I had studied The Devil’s Acre Almanac carefully and was well pleased with the look of the restorative libation that was placed before me on a small cast iron table.
I had chosen a Devil’s Manhattan which promised much in matters of insurance of the health and instant purification of corrupted blood cells. Prepared and formulated by druggists of Future Bars & Co based somewhere between the Barbary Coast and San Francisco it comprised: Rye, Sweet Vermouth, Boker’s and Orange bitters and Champagne. It was a revelation! No sooner had the first few drops trickled down my throat than I began to feel the upwelling of a glorious and all-encompassing love for my fellow man and especially for the effortlessly beautiful woman sat opposite me. This was the stuff that made life and all who strutted and fretted their hours upon the stage truly magnificent.

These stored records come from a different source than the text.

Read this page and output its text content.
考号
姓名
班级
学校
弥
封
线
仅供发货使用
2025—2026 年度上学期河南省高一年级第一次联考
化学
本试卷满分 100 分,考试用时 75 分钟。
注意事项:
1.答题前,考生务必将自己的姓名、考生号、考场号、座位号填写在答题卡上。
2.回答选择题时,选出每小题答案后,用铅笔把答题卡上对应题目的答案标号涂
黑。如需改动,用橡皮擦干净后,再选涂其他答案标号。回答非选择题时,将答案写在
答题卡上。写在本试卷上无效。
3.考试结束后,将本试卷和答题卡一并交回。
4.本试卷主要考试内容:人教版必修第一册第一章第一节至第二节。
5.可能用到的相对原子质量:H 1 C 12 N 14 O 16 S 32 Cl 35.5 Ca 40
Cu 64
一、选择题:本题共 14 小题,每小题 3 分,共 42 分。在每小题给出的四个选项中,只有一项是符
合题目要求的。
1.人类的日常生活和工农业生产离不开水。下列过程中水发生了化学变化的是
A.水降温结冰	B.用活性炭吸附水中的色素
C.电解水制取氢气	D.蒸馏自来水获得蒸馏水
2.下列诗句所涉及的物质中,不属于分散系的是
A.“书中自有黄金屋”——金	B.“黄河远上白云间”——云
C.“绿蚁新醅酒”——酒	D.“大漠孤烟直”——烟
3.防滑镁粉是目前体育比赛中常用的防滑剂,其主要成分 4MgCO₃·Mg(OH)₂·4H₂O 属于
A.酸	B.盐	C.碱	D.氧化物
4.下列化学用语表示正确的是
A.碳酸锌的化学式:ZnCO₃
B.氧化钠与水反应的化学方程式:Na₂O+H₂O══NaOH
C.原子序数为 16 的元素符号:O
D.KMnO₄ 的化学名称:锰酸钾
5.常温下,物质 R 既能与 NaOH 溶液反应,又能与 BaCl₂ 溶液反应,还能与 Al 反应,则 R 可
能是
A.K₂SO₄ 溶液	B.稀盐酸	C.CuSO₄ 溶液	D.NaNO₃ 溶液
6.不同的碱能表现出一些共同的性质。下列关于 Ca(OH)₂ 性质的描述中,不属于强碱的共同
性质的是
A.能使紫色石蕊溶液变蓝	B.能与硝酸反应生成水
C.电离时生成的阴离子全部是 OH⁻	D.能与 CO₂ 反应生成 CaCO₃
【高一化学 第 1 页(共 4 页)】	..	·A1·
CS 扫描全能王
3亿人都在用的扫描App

And so ends our time in San Francisco. A time that began very inauspiciously but that has ended on a serene high in the brilliantly eclectic Devil’s Acre cocktail lounge in North Beach, San Francisco. I had liked the sound of the place from the outset, hence our trek across the city to seek it out. The name originated in a Charles Dickens book of the 1850s and was used to describe a particularly notorious slum near Westminster. I think Cardinal Wiseman’s description gives a pretty good idea of what it contained:
“Close under the Abbey of Westminster there lie concealed labyrinths of lanes and courts, and alleys and slums, nests of ignorance, vice, depravity, and crime, as well as of squalor, wretchedness, and disease; whose atmosphere is typhus, whose ventilation is cholera; in which swarms of huge and almost countless population, nominally at least, Catholic; haunts of filth, which no sewage committee can reach – dark corners, which no lighting board can brighten.”
So, here in San Francisco, itself no stranger to darkened alley and evil poverty, a mid-nineteenth century English pocket of hell has been resurrected as a purveyor of restorative libations, aromatic elixirs and surfeit waters. Come and be restored, the devil’s in the detail.